Study: When Women Send Flirtatious Texts, it’s ‘Flattering,’ but When Men Do it, it’s ‘Sexual Harassment’

Exchanging racy texts is de rigueur in our phone-heavy dating culture, and it’s appreciated by many long-distance and long-term couples wanting to maintain intimacy and excitement in their relationships. But if you receive them unsolicited, as many women do, they can also be annoying, even distressing.

People sext for a number of reasons, but new research suggests that people perceive sex messages differently depending on whether the sender is a man or a woman. According to the brilliantly named study, ‘Not Cool, Dude: Perceptions of Solicited vs. Unsolicited Sext Messages from Men and Women,’ people are more likely to judge an unsolicited sext from a man as inappropriate than if the same message were sent by a woman.

For the research, conducted by academics from Southwestern University in the US and published in the journal Computers in Human Behaviour, a group of 122 predominantly white students in the US (61 men and 61 women) were given short descriptions in which either a man or a women sent a solicited or unsolicited sext to someone of the opposite sex. They were then asked their opinions on the situation and sext message.

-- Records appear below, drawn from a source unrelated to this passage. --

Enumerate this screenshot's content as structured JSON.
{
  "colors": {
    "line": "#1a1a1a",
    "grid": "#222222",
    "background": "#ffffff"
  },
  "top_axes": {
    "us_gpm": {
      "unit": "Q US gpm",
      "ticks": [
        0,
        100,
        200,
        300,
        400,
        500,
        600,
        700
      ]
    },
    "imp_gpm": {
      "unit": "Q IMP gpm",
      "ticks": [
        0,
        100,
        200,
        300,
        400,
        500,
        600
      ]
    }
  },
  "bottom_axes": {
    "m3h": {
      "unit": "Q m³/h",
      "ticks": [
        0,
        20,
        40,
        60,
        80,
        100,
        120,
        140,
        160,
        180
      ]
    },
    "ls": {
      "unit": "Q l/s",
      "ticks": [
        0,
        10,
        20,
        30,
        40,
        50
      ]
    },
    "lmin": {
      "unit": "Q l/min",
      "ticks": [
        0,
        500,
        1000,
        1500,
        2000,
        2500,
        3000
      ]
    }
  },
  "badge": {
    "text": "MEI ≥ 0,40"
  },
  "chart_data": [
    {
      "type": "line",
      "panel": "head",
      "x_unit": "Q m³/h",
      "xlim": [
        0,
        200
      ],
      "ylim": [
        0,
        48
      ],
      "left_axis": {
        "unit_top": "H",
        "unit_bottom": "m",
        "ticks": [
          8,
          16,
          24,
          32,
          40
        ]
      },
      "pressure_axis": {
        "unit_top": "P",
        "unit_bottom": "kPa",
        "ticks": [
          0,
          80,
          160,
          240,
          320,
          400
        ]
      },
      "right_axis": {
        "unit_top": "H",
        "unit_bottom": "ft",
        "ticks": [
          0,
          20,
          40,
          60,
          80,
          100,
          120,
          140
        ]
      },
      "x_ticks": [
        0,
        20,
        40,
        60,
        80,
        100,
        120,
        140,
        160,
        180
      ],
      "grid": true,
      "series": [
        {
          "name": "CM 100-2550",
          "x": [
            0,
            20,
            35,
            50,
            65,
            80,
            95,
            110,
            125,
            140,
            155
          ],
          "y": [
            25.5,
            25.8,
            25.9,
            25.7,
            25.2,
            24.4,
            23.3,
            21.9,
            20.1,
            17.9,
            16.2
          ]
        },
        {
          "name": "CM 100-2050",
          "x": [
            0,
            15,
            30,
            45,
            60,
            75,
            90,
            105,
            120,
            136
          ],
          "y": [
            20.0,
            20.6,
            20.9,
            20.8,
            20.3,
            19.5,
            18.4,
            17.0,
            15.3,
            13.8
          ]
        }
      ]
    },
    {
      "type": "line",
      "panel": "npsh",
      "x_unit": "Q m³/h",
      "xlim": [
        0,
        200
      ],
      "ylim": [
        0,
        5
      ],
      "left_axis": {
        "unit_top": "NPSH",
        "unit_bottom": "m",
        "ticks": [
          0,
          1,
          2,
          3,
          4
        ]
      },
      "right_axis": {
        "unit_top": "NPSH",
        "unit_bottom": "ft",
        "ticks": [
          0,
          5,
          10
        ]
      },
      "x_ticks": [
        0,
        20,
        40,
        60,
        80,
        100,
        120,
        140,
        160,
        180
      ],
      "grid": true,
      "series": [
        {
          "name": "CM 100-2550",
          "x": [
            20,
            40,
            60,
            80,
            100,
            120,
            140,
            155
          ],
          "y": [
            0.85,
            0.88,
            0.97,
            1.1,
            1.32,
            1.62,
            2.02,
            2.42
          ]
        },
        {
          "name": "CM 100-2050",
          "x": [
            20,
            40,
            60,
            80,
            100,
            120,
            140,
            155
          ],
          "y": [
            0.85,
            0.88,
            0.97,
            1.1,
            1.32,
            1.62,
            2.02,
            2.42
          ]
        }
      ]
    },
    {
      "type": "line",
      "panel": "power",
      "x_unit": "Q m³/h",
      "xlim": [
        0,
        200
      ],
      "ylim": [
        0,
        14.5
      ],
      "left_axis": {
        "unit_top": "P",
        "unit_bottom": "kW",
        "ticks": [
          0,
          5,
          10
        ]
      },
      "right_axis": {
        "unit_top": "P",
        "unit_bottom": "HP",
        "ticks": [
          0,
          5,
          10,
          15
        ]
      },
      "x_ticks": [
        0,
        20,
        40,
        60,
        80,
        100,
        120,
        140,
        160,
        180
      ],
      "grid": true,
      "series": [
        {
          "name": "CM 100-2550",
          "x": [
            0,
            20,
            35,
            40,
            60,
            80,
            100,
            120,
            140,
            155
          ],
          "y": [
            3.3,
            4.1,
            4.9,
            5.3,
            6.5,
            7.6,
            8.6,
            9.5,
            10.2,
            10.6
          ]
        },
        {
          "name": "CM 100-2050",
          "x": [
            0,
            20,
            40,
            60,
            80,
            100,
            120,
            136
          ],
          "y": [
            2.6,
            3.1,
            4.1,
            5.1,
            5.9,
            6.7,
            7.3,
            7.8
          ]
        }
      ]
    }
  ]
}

The verdict? Men who sent unsolicited sexts were judged as less appropriate than women who sent the same message. Given the prevalence of unsolicited dick pics in today’s dating landscape – and the often malicious intent behind them – it’s unsurprising that women have more negative view of unsolicited sexts from men.

The researchers described men sending unsolicited sexts to women as an example of hypermasculinity, or exaggerated stereotypically male behaviour that may be considered sexual harassment and make women feel uncomfortable and/or threatened.